1 paź 2014

Pies Pianista - tak to teraz wygląda

No to działamy.
Od miesiąca.
Po niekończących się przebudowach, wizytach miłych pań z urzędu i kolejnych burzeniach ścian PIES PIANISTA otworzył się 21 sierpnia 2014. Powinnam sobie wytatuować tę datę. Ale na razie nie mam pieniędzy na tatuaże, haha.

Jest cudnie. Tak wygląda nasz lokal.







A to widok z mojego stanowiska pracy, tzn. tego przy kasie, bo jak pracuję przy patelniach to widzę białe płytki:)





Lubię mój lokal. Uwielbiam skrzypienie starego parkietu, dźwięk podgrzewającego się ekspresu do kawy, za to drażni mnie hałas moich wahadłowych drzwiczek przy barze. A S. mój pracownik jest fanem odgłosu jaki wydaje filiżanka z cappuccino kładziona na spodek.

Do widoków samochodów dostawczych za oknem zdążyłam się już przyzwyczaić. W końcu mieścimy się tuż przy targu. Fajnie by było mieć za oknem park, ale cóż.
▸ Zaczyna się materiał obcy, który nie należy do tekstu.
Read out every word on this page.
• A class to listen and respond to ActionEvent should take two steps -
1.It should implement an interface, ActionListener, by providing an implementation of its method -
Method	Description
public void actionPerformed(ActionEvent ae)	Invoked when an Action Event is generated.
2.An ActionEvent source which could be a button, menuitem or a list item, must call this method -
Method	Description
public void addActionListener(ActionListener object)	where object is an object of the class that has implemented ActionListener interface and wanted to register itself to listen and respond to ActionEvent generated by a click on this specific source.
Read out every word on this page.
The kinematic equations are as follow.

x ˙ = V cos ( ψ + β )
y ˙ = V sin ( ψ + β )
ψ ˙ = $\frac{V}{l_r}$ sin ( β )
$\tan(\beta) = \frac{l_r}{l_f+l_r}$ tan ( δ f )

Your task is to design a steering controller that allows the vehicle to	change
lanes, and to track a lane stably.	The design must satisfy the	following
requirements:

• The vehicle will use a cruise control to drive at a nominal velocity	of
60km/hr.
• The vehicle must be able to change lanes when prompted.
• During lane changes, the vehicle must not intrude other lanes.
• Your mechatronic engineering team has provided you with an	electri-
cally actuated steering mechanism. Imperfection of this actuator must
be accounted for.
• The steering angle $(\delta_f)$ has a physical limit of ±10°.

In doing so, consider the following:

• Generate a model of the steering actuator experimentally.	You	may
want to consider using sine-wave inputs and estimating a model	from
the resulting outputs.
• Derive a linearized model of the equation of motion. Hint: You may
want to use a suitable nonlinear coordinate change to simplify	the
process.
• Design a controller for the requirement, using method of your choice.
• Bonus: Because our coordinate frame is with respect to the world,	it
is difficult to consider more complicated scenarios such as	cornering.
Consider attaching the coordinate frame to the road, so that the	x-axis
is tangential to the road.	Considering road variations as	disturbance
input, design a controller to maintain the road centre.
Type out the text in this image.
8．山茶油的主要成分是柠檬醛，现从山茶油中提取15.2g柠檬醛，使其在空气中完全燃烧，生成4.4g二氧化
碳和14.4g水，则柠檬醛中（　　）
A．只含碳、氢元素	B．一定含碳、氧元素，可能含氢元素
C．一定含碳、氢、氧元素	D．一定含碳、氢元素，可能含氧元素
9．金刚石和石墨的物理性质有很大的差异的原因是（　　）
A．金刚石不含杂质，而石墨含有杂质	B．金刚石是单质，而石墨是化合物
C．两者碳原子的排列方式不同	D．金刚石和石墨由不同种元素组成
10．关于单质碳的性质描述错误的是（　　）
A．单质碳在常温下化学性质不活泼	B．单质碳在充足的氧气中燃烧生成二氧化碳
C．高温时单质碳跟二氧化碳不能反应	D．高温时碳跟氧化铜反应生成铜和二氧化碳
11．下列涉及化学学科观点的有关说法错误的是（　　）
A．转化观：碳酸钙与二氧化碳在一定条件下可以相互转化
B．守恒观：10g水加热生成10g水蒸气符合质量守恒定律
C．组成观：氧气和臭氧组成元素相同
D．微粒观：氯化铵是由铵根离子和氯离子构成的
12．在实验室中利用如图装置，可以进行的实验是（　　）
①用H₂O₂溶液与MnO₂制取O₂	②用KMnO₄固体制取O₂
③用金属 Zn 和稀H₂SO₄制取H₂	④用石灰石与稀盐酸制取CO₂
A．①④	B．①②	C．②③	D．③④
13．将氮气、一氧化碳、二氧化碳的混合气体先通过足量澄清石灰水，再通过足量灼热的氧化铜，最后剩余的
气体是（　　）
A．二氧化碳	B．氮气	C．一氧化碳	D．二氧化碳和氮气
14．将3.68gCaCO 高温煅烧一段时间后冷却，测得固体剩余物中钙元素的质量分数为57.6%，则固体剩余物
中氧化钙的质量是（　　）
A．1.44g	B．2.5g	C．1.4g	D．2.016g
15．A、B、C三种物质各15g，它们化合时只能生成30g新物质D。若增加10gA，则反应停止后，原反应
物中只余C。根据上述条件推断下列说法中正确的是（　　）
A to nasze naleśniki. Jak ich ktoś spróbuje to zawsze wraca...no chyba, że nie jest z Krakowa.
Mamy już grono oddanych klientów, dla których przygotowywanie dań to czysta przyjemność.
Czekamy na kolejnych fanów prawdziwych naleśników bretońskich. Bardzo trudno idzie nam zachęcić ludzi do spróbowania naszych dań. Myślą "naleśnik to naleśnik". No ale mój galette to nie zwykły naleśnik...na szczęście jak już ktoś się skusi to potem wie o co chodzi.